À 83 ans, l’illustre chorégraphe israélienne Rina Schenfeld a soif de scène
L’égérie de la danse moderne a toujours besoin de son public et continue d'inventer de nouvelles formes de relations avec lui
Jessica Steinberg est responsable notre rubrique « Culture & Art de vivre »
Le moins que l’on puisse dire, c’est que cette année fut créative pour la célèbre danseuse et chorégraphe Rina Schenfeld.
La pandémie l’a contrainte à rester seule chez elle. Mais cela ne l’a pas empêchée d’écrire des chansons. A 83 ans, elle n’a jamais cessé de danser – dans son lit, sur le balcon avec une poupée, avec le mur et parfois même avec un sac en plastique.
Et aujourd’hui elle est prête à interpréter « The Diary » (Le journal), une œuvre qu’elle a créée et qui sera présentée dans l’espace intime de son studio de Tel Aviv, lors de deux représentations prévues jeudi et vendredi devant une vingtaine de spectateurs.
« Cette année m’a beaucoup appris. Mais ça suffit », a déclaré Schenfeld. « Pour la danse, ce ne fut pas facile. J’ai trouvé le moyen de continuer à être créative, ce qui me donne à la fois confiance et du bonheur. »
Ce furent des mois de création obsessionnelle : écrire des chansons la nuit et danser le jour. Elle se demandait si elle voudrait danser à nouveau devant un public. Elle s’interrogeait sur le rôle du public et celui du danseur.
Schenfeld a conclu qu’il n’est nul besoin « d’être jeune, jolie ou sexy pour se présenter devant le public », mais de le faire pénétrer dans son univers et lui permettre d’avoir sa propre expérience.
« Je n’avais jamais vraiment pensé auparavant que mon travail consiste à voir, à apporter ma propre expérience, de faire corps avec le public et réciproquement. »
Les chansons qu’elle a composées durant cette période n’ont pas été écrites uniquement pour accompagner la danse, mais comme une voix qui se développe en toute autonomie, jouant alternativement avec ou contre elle.
« Je dis les chansons et elles me répondent », explique-t-elle.
Après avoir étudié le ballet lorsqu’elle était jeune adolescente à Tel-Aviv et avoir vu à vingt ans, Martha Graham sur scène, Schenfeld souhaite développer son propre style de danse moderne.
Elle part étudier à la Julliard School de New York, avec Graham et d’autres grands chorégraphes.

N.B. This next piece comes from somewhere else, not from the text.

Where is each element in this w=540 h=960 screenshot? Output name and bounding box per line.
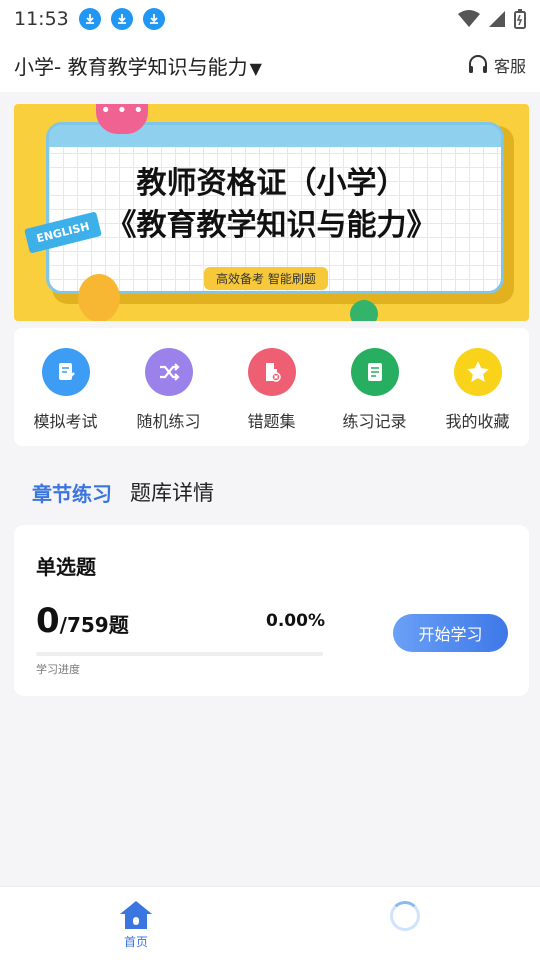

En 1964, Graham et la baronne Batsheva de Rothschild fondent la Batsheva Dance Company de Tel-Aviv et choisissent Schenfeld comme première danseuse et chorégraphe. Elle crée alors son propre style éclectique qui utilise également des objets et qu’elle va promouvoir durant 47 ans au Rina Schenfeld Dance Theatre.
Le New York Times la considère comme « l’une des artistes les plus importantes de sa génération ».
« J’ai un besoin continuel de créer », déclare Schenfeld. « C’est la chose la plus importante de la vie. Les enfants créent tout le temps quand ils jouent. Je le vois bien avec mes petits-enfants. Tous les êtres humains sont censés le faire. »
Alors que la pandémie se développait et qu’Israël entrait et sortait de trois périodes de confinement, Schenfeld avait prévu de présenter son travail au Centre Suzanne Dellal pour la danse et le théâtre (à l’origine Batsheva). Mais les règlements concernant les rassemblements publics n’ont pas cessé de changer, les spectacles étant programmées puis annulés selon les circonstances.
Alors qu’Israël sort de son troisième confinement, que l’on assiste à l’ouverture progressive des institutions culturelles et des théâtres, Schenfeld présentera ses œuvres dans son studio avant de les produire à partir d’avril à Suzanne Dellal.
Elle envisage également de présenter plus tard cette année son nouveau spectacle au Festival d’Israël.
« J’ai tant fait de choses cette année. J’ai joué dans des festivals en ligne. Un documentaire sur ma vie a été filmé. J’ai donné des conférences, construit des archives de mes œuvres en ligne. Du coup je me demandais tout le temps si j’avais vraiment besoin d’un public. Et la réponse fut oui, » a-t-elle expliqué.